对于落在从较低频率(例如，0.08F_s(F_s＝采样频率))开始到较高频率(例如，IGF交叉频率)的频率区域内的频带(fb)：For a frequency band (fb) falling within the frequency region starting from a lower frequency (eg, 0.08F _s (F _s = sampling frequency)) to a higher frequency (eg, IGF crossover frequency):

-例如，根据以下公式来计算侧信号S_R的残差Res_R：- For example, the residual Res _R of the side signal SR is calculated according _to the following formula:

Res_R＝S_R-a_RDmx_R-a_IDmx_I.Res _R ＝S _R -a _R Dmx _R -a _I Dmx _I .

其中，a_R是复数预测系数的实部，a_I是复数预测系数的虚部(参见[10])。where a _R is the real part of the complex prediction coefficient and a _I is the imaginary part of the complex prediction coefficient (see [10]).

根据以下公式来计算侧信号S_I的残差Res_I：The residual Res _I of the side signal S _I is calculated according to the following formula:

Res_I＝S_I-a_RDmx_R-a_IDmx_I.Res _I ＝S _I -a _R Dmx _R -a _I Dmx _I .

-计算残差Res的以及先前帧缩混(中央信号)prevDmx的能量 (例如，复值能量)：- Calculate the energy (e.g. complex-valued energy) of the residual Res and the previous frame downmix (central signal) prevDmx:

在以上公式中：In the above formula:

Res_R的频带fb内的所有频谱值的平方之和。 The sum of the squares of all spectral values within the frequency band fb of Res _R.

Res_I的频带fb内的所有频谱值的平方之和。 The sum of the squares of all spectral values in frequency band fb of Res _I.

prevDmx_R的频带fb内的所有频谱值的平方之和。 prevDmx _R sum of squares of all spectral values in frequency band fb.

prevDmx_I的频率带fb内的所有频谱值的平方之和。 prevDmx _I is the sum of the squares of all spectral values within the frequency band fb.

-根据这些计算的能量(ERes_fb、EprevDmx_fb)，计算立体声填充校正因子，并且将其作为侧信息发送到解码器：- From these computed energies (ERes _fb , EprevDmx _fb ), compute the stereo fill correction factor and send it to the decoder as side information:

correction_factor_fb＝ERes_fb/(EprevDmx_fb+ε)correction_factor _fb ＝ERes _fb /(EprevDmx _fb +ε)

在实施例中，ε＝0。在其它实施例中，例如，0.1＞ε＞0，例如以避免除以0。In an embodiment, ε=0. In other embodiments, for example, 0.1>ε>0, eg to avoid division by zero.

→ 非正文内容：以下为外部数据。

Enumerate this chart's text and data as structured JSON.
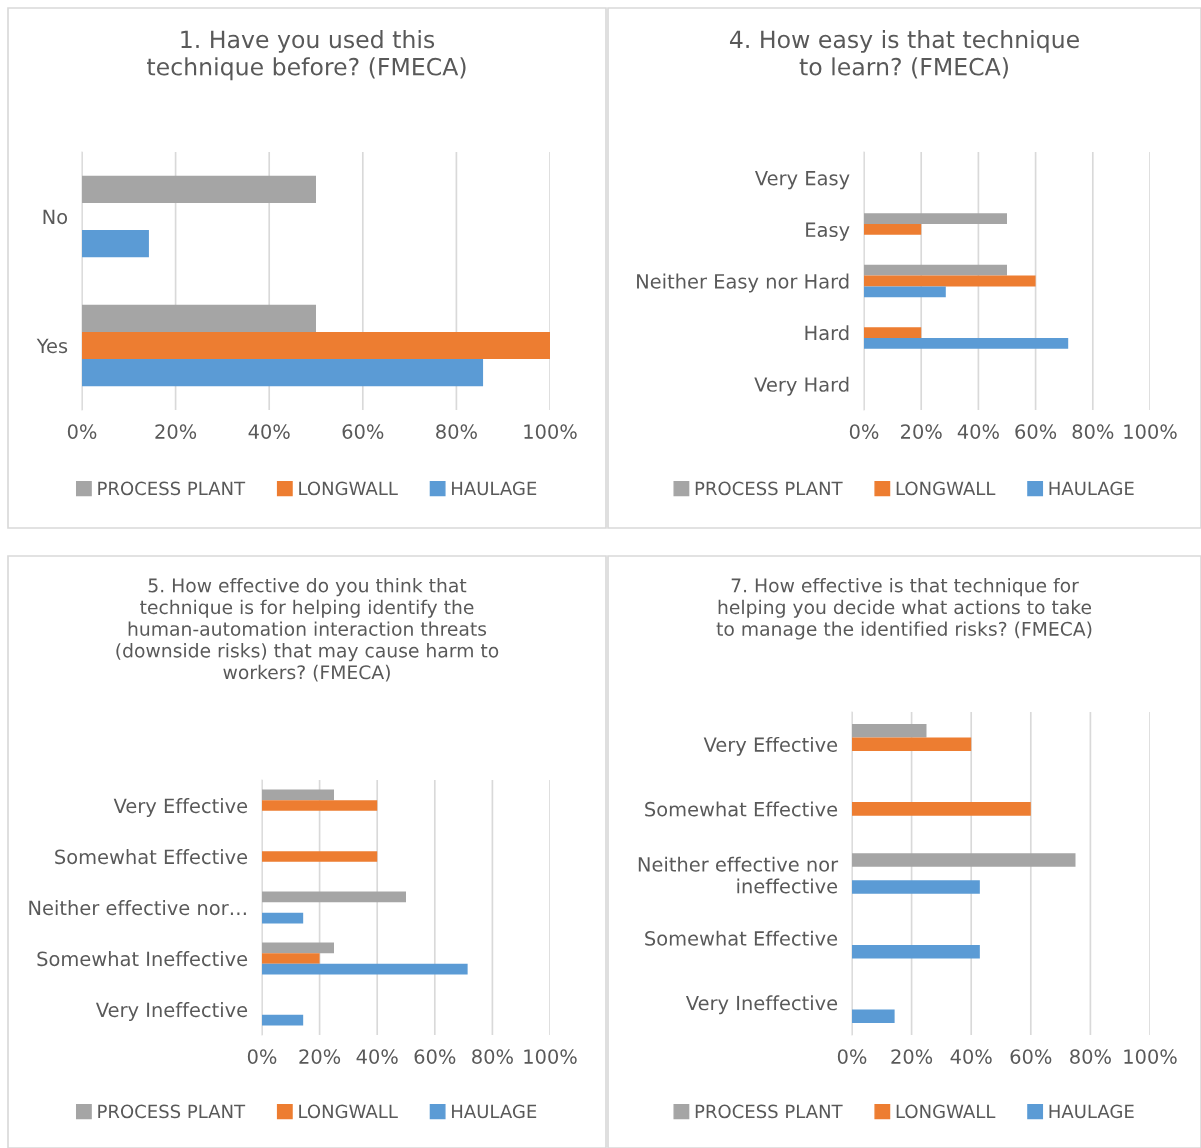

-可以例如根据例如针对采用立体声填充的每个频谱带计算的立体声填充校正因子来计算逐频带缩放因子。为了补偿能量损失，引入按照缩放因子将输出中央和侧(残差)信号进行逐频带缩放，因为没有用于根据解码器侧的残差重新构建侧信号的逆复数预测操作 (a_R＝a_I＝0)。- The band-by-band scaling factor may be calculated eg from a stereo fill correction factor calculated eg for each spectral band with stereo fill. To compensate for the energy loss, a band-wise scaling of the output central and side (residual) signals by a scaling factor is introduced, since there is no inverse complex prediction operation for reconstructing the side signal from the residual at the decoder side (a _R = a _I =0).

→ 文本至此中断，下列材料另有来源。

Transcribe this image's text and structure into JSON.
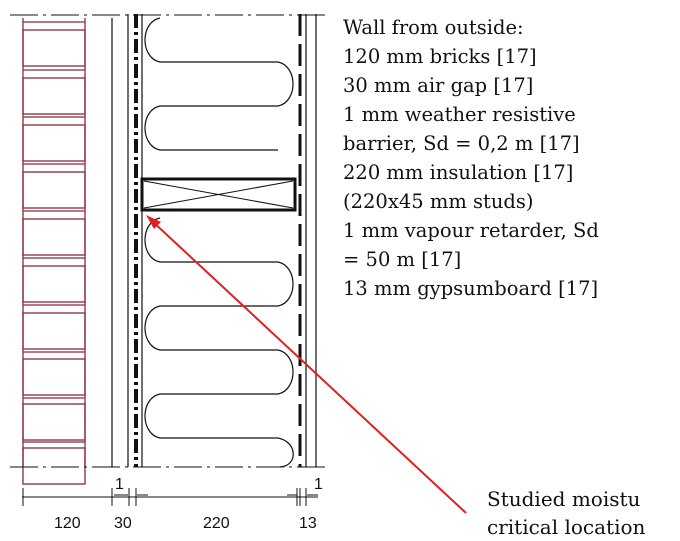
{
  "description": {
    "lines": [
      "Wall from outside:",
      "120 mm bricks [17]",
      "30 mm air gap [17]",
      "1 mm weather resistive",
      "barrier, Sd = 0,2 m [17]",
      "220 mm insulation [17]",
      "(220x45 mm studs)",
      "1 mm vapour retarder, Sd",
      "= 50 m  [17]",
      "13 mm gypsumboard [17]"
    ]
  },
  "annotation": {
    "line1": "Studied moistu",
    "line2": "critical location"
  },
  "dimensions": {
    "bricks": "120",
    "air_gap": "30",
    "insulation": "220",
    "gypsum": "13",
    "barrier_thin": "1",
    "retarder_thin": "1"
  },
  "colors": {
    "brick": "#8a2a3a",
    "arrow": "#e02020",
    "line": "#111111"
  }
}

在特定实施例中，可以例如根据以下公式计算逐频带缩放因子：In a particular embodiment, the band-by-band scaling factor may be calculated, for example, according to the following formula:

其中，EDmx_fb是当前帧缩混的(例如复数)能量(其可以例如如上所述地计算)。where EDmx _fb is the (eg complex) energy of the current frame downmix (which can be calculated eg as described above).

-在一些实施例中，在立体声处理块中的立体声填充处理之后且在量化之前，如果对于等同频带，缩混(中央)比残差(侧)大声，则可以例如将落入立体声填充频率范围内的残差的仓(bin)设置为0：- In some embodiments, after the stereo fill processing in the stereo processing block and before quantization, if the downmix (central) is louder than the residual (side) for equivalent frequency bands, it may for example fall into the stereo fill frequency range The bin (bin) of the residuals in is set to 0:

因此，在编码缩混和残差的较低频率仓时花费更多比特，从而提高了整体质量。Therefore, more bits are spent in encoding the lower frequency bins of the downmix and residual, improving the overall quality.

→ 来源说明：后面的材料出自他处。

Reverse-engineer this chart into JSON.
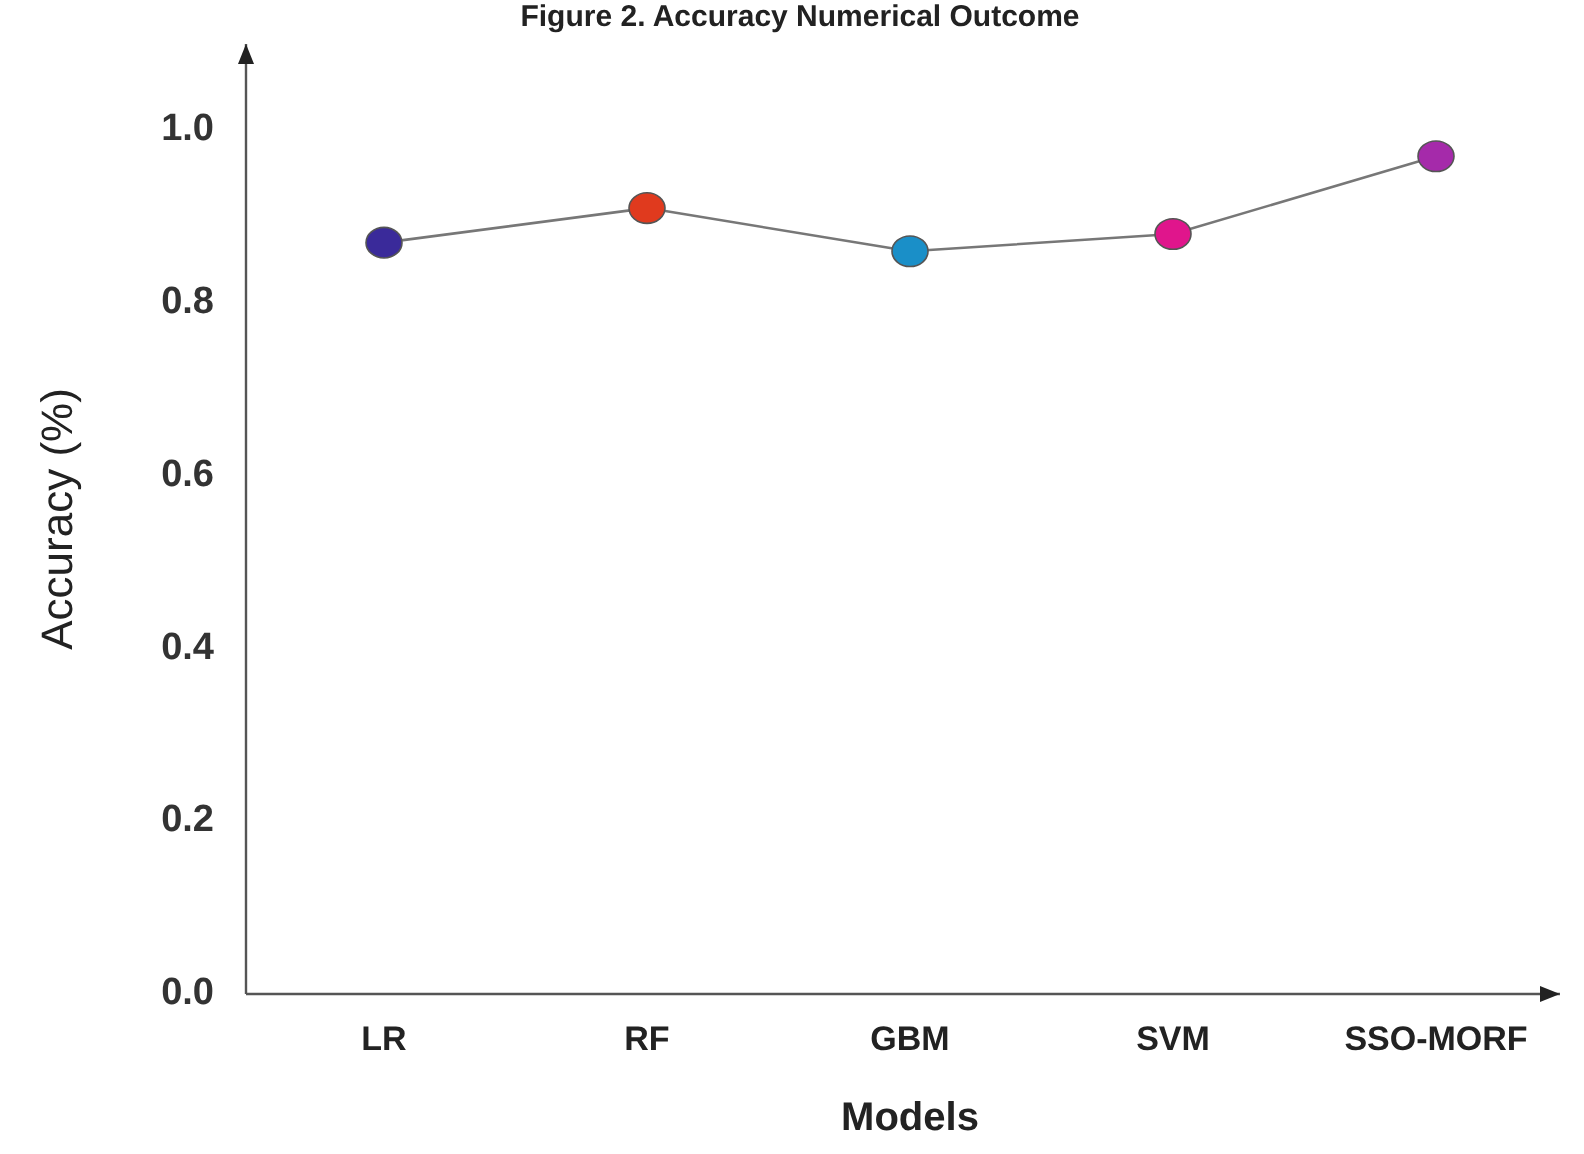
{
  "chart_data": {
    "type": "line",
    "title": "Figure 2. Accuracy Numerical Outcome",
    "xlabel": "Models",
    "ylabel": "Accuracy (%)",
    "categories": [
      "LR",
      "RF",
      "GBM",
      "SVM",
      "SSO-MORF"
    ],
    "series": [
      {
        "color": "#777777",
        "colors": [
          "#3a2a9a",
          "#e03a1e",
          "#1a8fc8",
          "#e0158c",
          "#a52aaa"
        ],
        "values": [
          0.87,
          0.91,
          0.86,
          0.88,
          0.97
        ]
      }
    ],
    "ylim": [
      0,
      1.1
    ],
    "yticks": [
      {
        "value": 0,
        "label": "0.0"
      },
      0.2,
      0.4,
      0.6,
      0.8,
      {
        "value": 1,
        "label": "1.0"
      }
    ],
    "grid": false,
    "marker": "circle",
    "line_style": "solid"
  }
}
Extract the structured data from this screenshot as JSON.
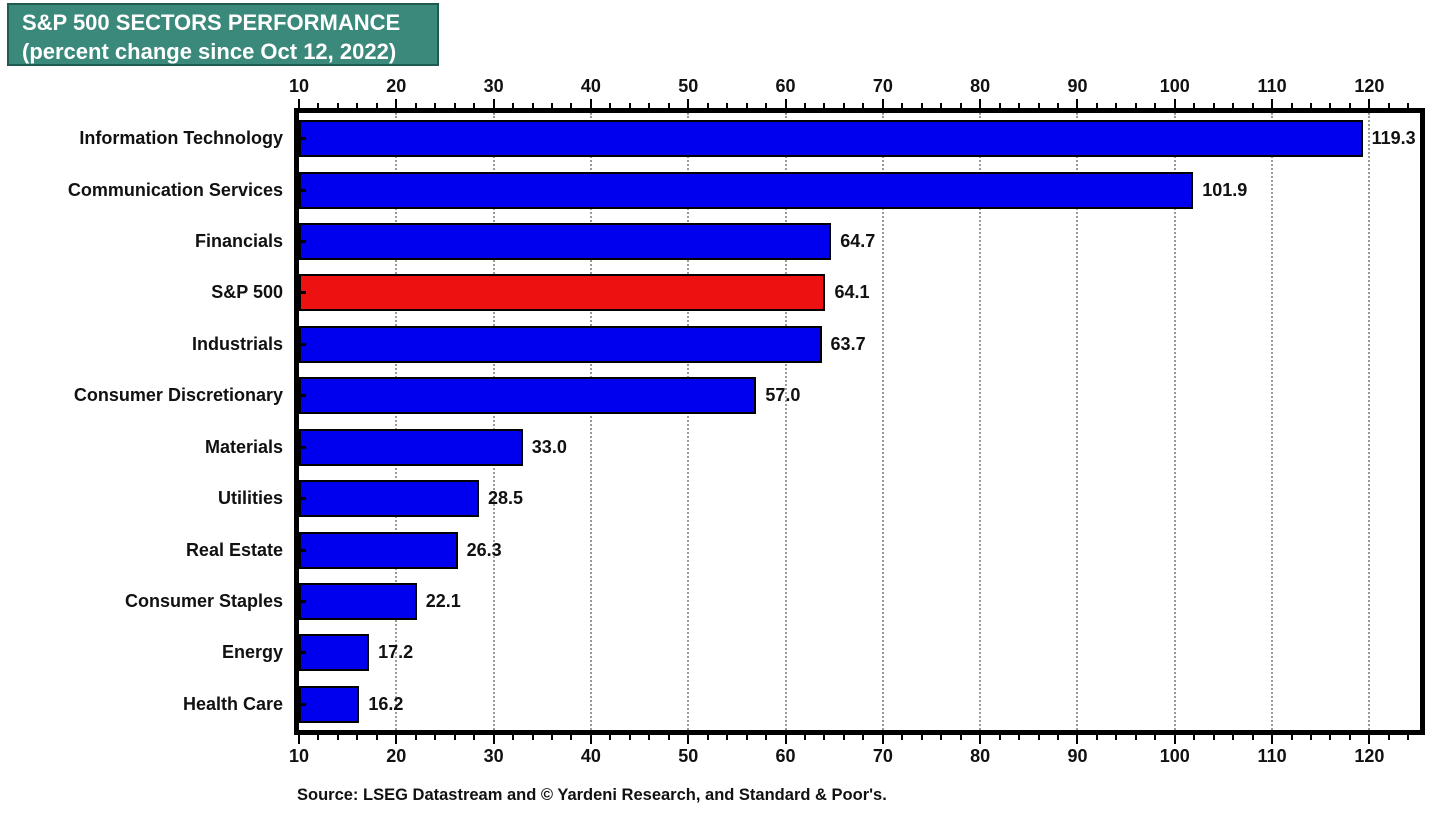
{
  "title": {
    "line1": "S&P 500 SECTORS PERFORMANCE",
    "line2": "(percent change since Oct 12, 2022)",
    "bg_color": "#3A897B",
    "border_color": "#1E5B51",
    "text_color": "#FFFFFF"
  },
  "source": "Source: LSEG Datastream and © Yardeni Research, and Standard & Poor's.",
  "chart_data": {
    "type": "bar",
    "orientation": "horizontal",
    "title": "S&P 500 SECTORS PERFORMANCE (percent change since Oct 12, 2022)",
    "categories": [
      "Information Technology",
      "Communication Services",
      "Financials",
      "S&P 500",
      "Industrials",
      "Consumer Discretionary",
      "Materials",
      "Utilities",
      "Real Estate",
      "Consumer Staples",
      "Energy",
      "Health Care"
    ],
    "values": [
      119.3,
      101.9,
      64.7,
      64.1,
      63.7,
      57.0,
      33.0,
      28.5,
      26.3,
      22.1,
      17.2,
      16.2
    ],
    "value_labels": [
      "119.3",
      "101.9",
      "64.7",
      "64.1",
      "63.7",
      "57.0",
      "33.0",
      "28.5",
      "26.3",
      "22.1",
      "17.2",
      "16.2"
    ],
    "bar_color": "#0000EE",
    "highlight_category": "S&P 500",
    "highlight_color": "#EE1111",
    "bar_border_color": "#000000",
    "axis": {
      "min": 10,
      "max": 125.2,
      "major_tick_step": 10,
      "minor_tick_step": 2,
      "tick_values": [
        10,
        20,
        30,
        40,
        50,
        60,
        70,
        80,
        90,
        100,
        110,
        120
      ],
      "tick_labels": [
        "10",
        "20",
        "30",
        "40",
        "50",
        "60",
        "70",
        "80",
        "90",
        "100",
        "110",
        "120"
      ]
    },
    "grid": "dotted vertical gridlines at major ticks",
    "legend": "none"
  }
}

在备选实施例中，可以例如将残差(侧)的所有比特设置为0。这样的备选实施例可以例如基于缩混在大多数情况下比残差更大声的假设。In an alternative embodiment, all bits of the residual (side) may be set to 0, for example. Such alternative embodiments may eg be based on the assumption that the downmix is in most cases louder than the residual.

图11示出了解码器侧的根据特定实施例的侧信号的立体声填充。Fig. 11 shows stereo filling of side signals at the decoder side according to certain embodiments.

在解码、逆量化和噪声填充之后，对侧声道应用立体声填充。对于立体声填充范围内的、被量化为0的频带，如果噪声填充后的频带能量不能达到目标能量，则可以例如应用来自最后帧的白化MDCT频谱缩混的“复制”(如图11所示)。例如，根据以下公式，根据作为参数从编码器发送的立体声校正因子来计算每个频带的目标能量。After decoding, inverse quantization and noise filling, stereo fill is applied to the side channels. For frequency bands within the stereo fill range that are quantized to 0, if the noise filled band energy does not reach the target energy, one can e.g. apply a "replication" of the whitened MDCT spectral downmix from the last frame (as shown in Fig. . For example, the target energy for each frequency band is calculated from the stereo correction factor transmitted from the encoder as a parameter according to the following formula.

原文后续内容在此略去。